82 points | by zagwdt 4 hours ago

6 comments

  • thepasch 2 hours ago
    If I’m reading this right, this is pretty wild. They turned a Qwen autoregressor into a diffuser by using a bunch of really clever techniques, and they vastly outperform any “native diffuser,” actually being competitive with the base model they were trained from. The obvious upside here is the massive speedup in generation.

    And then through a LoRA adapter, you can ground the diffuser on the base model’s distribution (essentially have it “compare” its proposals against what the base model would’ve generated), which effectively means: exact same byte-for-byte output for the same seed, just roughly twice as fast (which should improve even more for batched tasks).

    I’m not an expert, more of a “practicing enthusiast,” so I might be missing something, but at first glance, this reads super exciting to me.

    • awestroke 1 hour ago
      I don't understand how you can compare against the base model output without generating with the base model, in which case what's the point?
      • qeternity 25 minutes ago
        I haven't read TFA yet but a common technique is speculative decoding where a fast draft model will generate X tokens, which are then verified by the larger target model. The target model may accept some Y < X tokens but the speedup comes from the fact that this can be done in parallel as a prefill operation due to the nature of transformers.

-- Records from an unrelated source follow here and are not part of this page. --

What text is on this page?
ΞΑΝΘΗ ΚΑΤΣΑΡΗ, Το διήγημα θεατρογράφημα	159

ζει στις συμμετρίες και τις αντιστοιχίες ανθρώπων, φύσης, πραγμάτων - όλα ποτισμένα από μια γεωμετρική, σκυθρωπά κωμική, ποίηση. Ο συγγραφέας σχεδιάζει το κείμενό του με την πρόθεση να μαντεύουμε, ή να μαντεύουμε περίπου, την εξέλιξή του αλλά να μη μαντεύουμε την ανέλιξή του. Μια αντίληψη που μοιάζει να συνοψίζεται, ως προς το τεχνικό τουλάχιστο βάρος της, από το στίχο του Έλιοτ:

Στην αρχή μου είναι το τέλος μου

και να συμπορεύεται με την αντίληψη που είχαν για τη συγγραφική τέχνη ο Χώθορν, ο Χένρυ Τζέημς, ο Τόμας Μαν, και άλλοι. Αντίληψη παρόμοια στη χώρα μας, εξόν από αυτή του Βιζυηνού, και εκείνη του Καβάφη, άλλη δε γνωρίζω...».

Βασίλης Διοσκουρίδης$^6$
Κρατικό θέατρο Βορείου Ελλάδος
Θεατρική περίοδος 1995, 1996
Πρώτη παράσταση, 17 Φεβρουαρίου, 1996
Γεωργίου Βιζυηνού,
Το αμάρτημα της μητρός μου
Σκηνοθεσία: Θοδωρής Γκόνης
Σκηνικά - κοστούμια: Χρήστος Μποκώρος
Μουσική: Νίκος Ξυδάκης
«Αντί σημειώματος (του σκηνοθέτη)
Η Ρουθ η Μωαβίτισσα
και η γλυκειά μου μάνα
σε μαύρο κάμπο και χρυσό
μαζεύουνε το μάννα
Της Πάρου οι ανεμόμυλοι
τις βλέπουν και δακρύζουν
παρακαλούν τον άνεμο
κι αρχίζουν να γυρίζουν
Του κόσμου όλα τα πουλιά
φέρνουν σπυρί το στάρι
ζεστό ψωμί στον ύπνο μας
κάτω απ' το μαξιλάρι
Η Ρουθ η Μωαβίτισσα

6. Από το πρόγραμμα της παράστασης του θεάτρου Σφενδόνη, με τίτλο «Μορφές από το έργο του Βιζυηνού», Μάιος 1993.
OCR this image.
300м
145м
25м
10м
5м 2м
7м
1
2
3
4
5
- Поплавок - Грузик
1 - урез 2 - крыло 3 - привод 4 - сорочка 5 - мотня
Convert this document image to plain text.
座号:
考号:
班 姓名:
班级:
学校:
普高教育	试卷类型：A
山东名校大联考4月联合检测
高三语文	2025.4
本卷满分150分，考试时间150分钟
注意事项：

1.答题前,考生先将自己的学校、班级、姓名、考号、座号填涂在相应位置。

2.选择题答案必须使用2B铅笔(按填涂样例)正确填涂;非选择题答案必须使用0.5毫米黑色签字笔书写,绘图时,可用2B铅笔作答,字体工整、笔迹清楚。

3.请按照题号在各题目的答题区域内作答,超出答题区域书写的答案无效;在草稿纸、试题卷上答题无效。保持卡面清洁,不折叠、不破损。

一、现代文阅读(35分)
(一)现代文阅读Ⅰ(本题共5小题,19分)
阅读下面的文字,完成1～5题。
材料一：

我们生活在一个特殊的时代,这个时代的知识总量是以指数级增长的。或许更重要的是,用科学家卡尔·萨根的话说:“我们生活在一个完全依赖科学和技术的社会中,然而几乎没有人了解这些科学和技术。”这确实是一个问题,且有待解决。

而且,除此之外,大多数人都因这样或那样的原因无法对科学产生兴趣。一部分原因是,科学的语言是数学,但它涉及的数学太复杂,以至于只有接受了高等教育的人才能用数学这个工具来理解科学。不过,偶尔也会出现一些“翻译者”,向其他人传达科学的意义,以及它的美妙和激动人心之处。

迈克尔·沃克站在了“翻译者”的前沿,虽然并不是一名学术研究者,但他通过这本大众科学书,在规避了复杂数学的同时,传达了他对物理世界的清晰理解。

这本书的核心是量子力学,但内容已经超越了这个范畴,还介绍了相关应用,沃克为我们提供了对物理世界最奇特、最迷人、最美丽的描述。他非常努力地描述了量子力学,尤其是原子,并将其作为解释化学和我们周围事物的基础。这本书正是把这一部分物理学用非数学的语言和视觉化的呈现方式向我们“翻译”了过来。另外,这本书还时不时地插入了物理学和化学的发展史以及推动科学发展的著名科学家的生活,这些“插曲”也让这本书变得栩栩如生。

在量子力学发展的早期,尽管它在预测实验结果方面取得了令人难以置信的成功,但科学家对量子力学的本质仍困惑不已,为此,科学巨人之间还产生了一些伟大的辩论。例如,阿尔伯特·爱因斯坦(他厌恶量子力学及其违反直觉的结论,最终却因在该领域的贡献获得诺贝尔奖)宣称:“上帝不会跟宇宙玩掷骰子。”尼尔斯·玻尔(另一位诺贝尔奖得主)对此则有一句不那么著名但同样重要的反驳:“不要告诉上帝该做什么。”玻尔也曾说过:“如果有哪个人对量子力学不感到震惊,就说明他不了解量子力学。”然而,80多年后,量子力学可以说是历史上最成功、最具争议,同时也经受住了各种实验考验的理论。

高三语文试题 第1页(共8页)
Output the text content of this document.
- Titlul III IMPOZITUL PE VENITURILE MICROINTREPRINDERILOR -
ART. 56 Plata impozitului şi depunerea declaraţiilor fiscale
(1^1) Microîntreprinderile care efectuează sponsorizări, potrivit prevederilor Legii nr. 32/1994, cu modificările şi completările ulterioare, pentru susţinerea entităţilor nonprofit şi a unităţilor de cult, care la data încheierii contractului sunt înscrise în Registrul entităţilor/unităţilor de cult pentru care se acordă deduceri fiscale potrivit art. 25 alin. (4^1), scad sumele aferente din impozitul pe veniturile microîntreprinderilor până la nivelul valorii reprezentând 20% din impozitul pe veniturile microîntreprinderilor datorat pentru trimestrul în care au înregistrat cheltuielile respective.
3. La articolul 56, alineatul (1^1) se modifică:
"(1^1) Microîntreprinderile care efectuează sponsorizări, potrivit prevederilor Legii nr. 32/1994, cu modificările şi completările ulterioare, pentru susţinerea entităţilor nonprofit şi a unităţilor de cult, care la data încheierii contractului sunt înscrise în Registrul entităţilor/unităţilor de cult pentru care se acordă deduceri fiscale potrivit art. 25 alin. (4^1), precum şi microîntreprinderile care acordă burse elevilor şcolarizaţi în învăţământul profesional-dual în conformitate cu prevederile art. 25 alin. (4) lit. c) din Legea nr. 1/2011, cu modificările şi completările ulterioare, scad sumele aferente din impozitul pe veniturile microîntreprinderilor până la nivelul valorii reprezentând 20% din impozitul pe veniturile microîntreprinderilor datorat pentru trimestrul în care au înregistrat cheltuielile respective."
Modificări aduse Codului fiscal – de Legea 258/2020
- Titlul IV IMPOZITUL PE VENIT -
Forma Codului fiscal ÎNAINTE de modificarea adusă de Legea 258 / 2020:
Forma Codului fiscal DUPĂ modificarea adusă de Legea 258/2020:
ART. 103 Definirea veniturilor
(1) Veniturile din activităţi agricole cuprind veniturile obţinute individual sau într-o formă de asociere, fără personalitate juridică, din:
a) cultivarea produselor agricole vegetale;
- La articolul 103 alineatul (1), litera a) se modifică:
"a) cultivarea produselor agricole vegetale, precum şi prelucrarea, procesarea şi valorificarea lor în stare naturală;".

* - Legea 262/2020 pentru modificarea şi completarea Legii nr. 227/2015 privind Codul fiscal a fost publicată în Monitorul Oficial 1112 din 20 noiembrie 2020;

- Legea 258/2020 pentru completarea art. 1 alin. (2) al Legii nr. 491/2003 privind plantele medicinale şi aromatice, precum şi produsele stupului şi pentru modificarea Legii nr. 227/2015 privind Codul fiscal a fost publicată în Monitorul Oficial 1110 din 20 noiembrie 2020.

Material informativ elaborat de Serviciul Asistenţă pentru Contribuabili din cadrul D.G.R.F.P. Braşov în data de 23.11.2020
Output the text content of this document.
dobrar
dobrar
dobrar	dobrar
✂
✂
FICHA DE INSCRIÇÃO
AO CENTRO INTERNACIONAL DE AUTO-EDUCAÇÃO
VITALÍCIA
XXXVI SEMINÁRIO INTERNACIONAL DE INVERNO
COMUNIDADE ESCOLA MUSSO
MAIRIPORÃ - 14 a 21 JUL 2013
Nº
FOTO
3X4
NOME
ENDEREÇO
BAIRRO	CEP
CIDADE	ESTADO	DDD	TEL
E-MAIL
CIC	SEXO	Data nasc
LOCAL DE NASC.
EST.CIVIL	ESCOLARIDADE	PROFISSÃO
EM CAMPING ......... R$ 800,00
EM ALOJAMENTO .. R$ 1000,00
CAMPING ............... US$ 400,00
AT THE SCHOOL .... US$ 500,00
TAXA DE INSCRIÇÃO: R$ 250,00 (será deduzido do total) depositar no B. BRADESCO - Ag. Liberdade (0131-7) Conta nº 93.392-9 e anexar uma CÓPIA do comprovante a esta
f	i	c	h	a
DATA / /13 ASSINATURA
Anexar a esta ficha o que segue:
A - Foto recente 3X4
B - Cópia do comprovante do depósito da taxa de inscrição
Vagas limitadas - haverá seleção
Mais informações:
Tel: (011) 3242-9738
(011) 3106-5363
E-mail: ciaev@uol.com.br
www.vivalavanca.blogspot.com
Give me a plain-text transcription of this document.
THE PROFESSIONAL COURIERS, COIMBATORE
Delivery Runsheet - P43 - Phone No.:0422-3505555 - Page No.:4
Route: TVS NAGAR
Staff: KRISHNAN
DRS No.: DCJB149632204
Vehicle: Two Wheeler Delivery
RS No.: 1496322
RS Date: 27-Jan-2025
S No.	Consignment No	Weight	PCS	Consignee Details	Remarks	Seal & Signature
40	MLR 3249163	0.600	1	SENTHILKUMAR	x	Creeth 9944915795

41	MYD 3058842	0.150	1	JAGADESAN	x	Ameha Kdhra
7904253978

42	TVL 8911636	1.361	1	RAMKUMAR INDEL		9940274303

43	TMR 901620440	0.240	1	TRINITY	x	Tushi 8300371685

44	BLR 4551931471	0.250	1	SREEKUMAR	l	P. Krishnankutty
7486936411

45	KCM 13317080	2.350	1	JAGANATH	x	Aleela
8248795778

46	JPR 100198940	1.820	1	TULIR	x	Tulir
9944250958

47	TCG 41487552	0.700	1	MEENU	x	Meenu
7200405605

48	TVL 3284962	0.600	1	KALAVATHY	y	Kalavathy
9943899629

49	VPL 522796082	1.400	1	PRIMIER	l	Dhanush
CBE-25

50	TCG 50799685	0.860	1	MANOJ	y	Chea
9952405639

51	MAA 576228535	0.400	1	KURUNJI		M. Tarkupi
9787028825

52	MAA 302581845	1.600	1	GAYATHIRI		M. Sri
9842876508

        So let's say a draft model generates 5 tokens, all 5 of these can be verified in parallel with a single forward pass of the target model. The target model may only accept the first 4 tokens (or whatever) but as long as the 5 forward passes of the draft model + 1 prefill of the target model is faster than 4 forward passes of the target, you will have a speedup while maintaining the exact output distribution as the target.

      • anentropic 21 minutes ago
        presumably that happens at training time?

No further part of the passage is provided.